Europa: Los colores de Europa

Por Nelson Manrique

Estuve en Europa por primera vez en 1987 y una vez más me encuentro en el viejo continente y quiero compartir algunas impresiones con los lectores.

En París, me ha sorprendido el gran incremento de la población inmigrante. París siempre fue una ciudad cosmopolita, pero la presencia de los inmigrantes y sus descendientes hoy es inmensamente mayor que hace dos décadas. Vivo en un departamento cerca de la Gare du Nord y apenas fui a tomar el metro tuve la impresión de que la población africana era claramente mayoritaria en relación con la francesa blanca. No pude menos que pensar en la selección francesa de fútbol, pero rectifiqué luego esta primera impresión viendo la composición social de otros barrios. Es claro, sin embargo, que en determinadas zonas de París la población europea es minoritaria. Algo que ha cambiado significativamente, a nivel psicológico, es que los inmigrantes africanos han formado comunidades y el hecho de no ser individuos aislados, como hace un par de décadas, les da aplomo y seguridad. Están aquí para quedarse y, guste o no, ocupan su espacio.

Desciendo del metro La Fourche, en el barrio 17, en una zona donde la presencia árabe es grande desde hace tiempo, y me encuentro con grupos de varones con grandes barbas, vestidos con la túnica y el gorro habitual en los países musulmanes más tradicionales. Entiendo el miedo de los franceses que, gracias a los medios de comunicación, identifican este atuendo con los grupos islámicos fundamentalistas y el terrorismo.

La convivencia multicultural a primera vista es pacífica y armoniosa, aunque a nivel de piel se siente una sensación de tensión, que puede ayudar a comprender qué sucede en el terreno político. La derecha gana posiciones movilizando el miedo de los europeos a la invasión de los condenados de la tierra. Sarkozy llegó al poder de esa manera (lo mismo hizo Berlusconi, y acabo de ver que la derecha hace lo mismo en Viena) y, ya instalado en el Palacio del Eliseo, buscó ampliar su apoyo con medidas como la creación del “Ministerio de la Identidad” –para “defender la cultura francesa”–, y la implementación de políticas antiinmigratorias que violan derechos básicos.

Conversando con amigos franceses estos me narran escenas brutales, como las de ilegales deportados a quienes han drogado previamente para que no ofrezcan resistencia al momento de embarcarlos en el avión.

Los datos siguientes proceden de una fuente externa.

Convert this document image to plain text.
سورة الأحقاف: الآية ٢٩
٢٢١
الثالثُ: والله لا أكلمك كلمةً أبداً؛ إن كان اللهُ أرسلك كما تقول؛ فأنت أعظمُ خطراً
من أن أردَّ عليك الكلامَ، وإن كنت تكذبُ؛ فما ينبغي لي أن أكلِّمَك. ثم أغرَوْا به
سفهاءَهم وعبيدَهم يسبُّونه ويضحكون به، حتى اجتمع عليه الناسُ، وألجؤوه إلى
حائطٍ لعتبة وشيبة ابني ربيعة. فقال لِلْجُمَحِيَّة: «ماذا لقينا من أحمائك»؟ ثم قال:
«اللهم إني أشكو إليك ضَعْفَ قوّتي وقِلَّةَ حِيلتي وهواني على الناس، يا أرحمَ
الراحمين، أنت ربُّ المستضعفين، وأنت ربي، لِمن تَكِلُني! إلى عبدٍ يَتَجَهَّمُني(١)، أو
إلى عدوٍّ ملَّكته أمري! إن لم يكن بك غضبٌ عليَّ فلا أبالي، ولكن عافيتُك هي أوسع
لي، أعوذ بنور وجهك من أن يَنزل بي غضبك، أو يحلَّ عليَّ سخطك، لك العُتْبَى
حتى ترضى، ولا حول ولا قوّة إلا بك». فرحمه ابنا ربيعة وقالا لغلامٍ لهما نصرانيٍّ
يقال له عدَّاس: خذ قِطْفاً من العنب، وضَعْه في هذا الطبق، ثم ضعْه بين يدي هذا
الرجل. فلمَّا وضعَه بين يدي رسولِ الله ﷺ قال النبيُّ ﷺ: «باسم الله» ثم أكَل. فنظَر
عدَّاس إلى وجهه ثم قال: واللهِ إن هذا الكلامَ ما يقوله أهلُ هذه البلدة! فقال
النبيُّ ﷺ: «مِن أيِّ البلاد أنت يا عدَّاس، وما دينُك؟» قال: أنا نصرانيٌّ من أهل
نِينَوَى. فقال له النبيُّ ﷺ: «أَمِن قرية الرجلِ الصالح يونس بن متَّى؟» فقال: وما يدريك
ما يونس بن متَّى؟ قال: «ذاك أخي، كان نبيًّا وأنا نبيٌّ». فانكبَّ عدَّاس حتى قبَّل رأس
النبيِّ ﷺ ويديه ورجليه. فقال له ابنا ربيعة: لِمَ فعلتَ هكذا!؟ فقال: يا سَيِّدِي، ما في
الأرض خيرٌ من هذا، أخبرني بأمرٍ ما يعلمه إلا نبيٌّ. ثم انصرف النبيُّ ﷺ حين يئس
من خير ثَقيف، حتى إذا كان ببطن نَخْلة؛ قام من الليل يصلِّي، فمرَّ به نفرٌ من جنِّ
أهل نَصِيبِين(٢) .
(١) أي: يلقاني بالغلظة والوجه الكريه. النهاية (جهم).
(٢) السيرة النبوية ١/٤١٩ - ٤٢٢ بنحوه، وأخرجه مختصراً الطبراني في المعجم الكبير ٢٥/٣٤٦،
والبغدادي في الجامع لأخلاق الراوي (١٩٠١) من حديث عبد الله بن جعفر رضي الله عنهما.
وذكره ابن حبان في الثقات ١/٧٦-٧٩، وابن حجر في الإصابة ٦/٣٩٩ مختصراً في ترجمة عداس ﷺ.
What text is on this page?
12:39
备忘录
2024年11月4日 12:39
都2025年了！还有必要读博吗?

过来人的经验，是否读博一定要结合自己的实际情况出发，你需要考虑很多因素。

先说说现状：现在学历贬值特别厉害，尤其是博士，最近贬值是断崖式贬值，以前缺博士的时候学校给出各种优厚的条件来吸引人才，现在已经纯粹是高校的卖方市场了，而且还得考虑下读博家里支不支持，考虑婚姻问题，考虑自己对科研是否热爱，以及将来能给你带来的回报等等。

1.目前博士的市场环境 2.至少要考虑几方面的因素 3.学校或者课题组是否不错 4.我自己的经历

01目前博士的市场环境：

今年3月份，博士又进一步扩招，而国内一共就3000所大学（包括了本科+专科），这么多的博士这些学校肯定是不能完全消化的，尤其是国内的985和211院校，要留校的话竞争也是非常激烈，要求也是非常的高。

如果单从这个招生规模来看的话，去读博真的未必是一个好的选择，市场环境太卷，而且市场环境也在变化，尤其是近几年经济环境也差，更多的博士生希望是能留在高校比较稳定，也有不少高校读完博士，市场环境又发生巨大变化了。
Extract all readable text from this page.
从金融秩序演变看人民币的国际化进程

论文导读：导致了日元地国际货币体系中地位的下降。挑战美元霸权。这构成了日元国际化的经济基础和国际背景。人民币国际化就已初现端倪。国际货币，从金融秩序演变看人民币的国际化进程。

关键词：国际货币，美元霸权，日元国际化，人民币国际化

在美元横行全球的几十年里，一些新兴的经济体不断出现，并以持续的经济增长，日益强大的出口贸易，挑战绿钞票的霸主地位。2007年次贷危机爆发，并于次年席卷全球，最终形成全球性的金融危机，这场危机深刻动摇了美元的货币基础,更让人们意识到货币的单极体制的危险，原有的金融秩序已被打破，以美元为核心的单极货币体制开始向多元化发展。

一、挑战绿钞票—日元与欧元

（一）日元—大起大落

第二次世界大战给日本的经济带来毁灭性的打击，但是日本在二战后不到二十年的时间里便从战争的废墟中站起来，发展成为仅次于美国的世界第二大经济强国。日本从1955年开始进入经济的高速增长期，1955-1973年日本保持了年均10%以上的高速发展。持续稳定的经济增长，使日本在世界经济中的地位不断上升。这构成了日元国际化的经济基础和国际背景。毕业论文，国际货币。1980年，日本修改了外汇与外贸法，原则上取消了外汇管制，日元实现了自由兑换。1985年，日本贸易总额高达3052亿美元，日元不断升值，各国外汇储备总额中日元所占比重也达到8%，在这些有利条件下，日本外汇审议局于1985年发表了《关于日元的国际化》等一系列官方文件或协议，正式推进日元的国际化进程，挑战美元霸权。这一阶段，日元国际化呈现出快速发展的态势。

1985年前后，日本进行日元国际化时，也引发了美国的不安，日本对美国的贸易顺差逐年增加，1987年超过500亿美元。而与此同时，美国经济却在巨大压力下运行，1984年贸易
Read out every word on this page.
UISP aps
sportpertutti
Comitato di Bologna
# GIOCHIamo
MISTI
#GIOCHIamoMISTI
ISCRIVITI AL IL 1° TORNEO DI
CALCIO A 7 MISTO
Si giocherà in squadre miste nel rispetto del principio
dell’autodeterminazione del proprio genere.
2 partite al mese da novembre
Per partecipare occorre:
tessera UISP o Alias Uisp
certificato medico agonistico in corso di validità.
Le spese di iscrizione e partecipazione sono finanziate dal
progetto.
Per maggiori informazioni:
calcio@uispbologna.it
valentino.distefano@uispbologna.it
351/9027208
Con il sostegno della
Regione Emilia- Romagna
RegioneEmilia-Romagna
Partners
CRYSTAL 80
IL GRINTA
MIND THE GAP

Una amiga profesora, que radica en el interior, decidió dar clases a los niños con mayores problemas de aprendizaje, puesto que por ley existen salones especiales para atenderlos. Tuvo apenas siete matriculados, lo cual le indigna, porque sabe que son muchos los hijos de inmigrantes que requieren este tipo de ayuda. Sucede que sus padres tienen miedo de enviarlos porque la policía ha recurrido a esperarlos a la salida de la escuela, como una manera de ubicar a ilegales, para expatriarlos. Este método provoca sombrías asociaciones entre los franceses: lo mismo hacía la policía del gobierno colaboracionista de Vichy, durante la segunda guerra mundial, para ubicar a los judíos que permanecían escondidos, y así poder entregarlos a los ocupantes nazis. Por fortuna, estas medidas encuentran resistencia dentro de la propia población francesa, y no solo aquí. Leo que ayer 12 mil manifestantes impidieron la conmemoración que intentaban realizar grupos neonazis del bombardeo de Dresden (Alemania).

Un caso peculiar se ha presentado recientemente en España. Un juez decidió negar el permiso para que una niña de 12 años viaje a Nigeria acompañando a su madre. La razón que el magistrado invoca es que sospecha que el viaje tiene por objetivo someter a la niña a la ablación del clítoris. Se trata de ese tipo de situaciones que inevitablemente van a provocar controversia, porque se simpatiza con la defensa de una niña contra una mutilación, pero, por otra parte, el juez no tiene cómo comprobar que en efecto ese es el objetivo del viaje, mientras que la madre protesta porque es pobre, le es imprescindible viajar a su país, y no tiene cómo, ni con quién, dejar a la niña en España.

Posiblemente tome una generación reconocer que es imposible una globalización con circulación de mercancías y capitales a nivel mundial que excluya la de los humanos.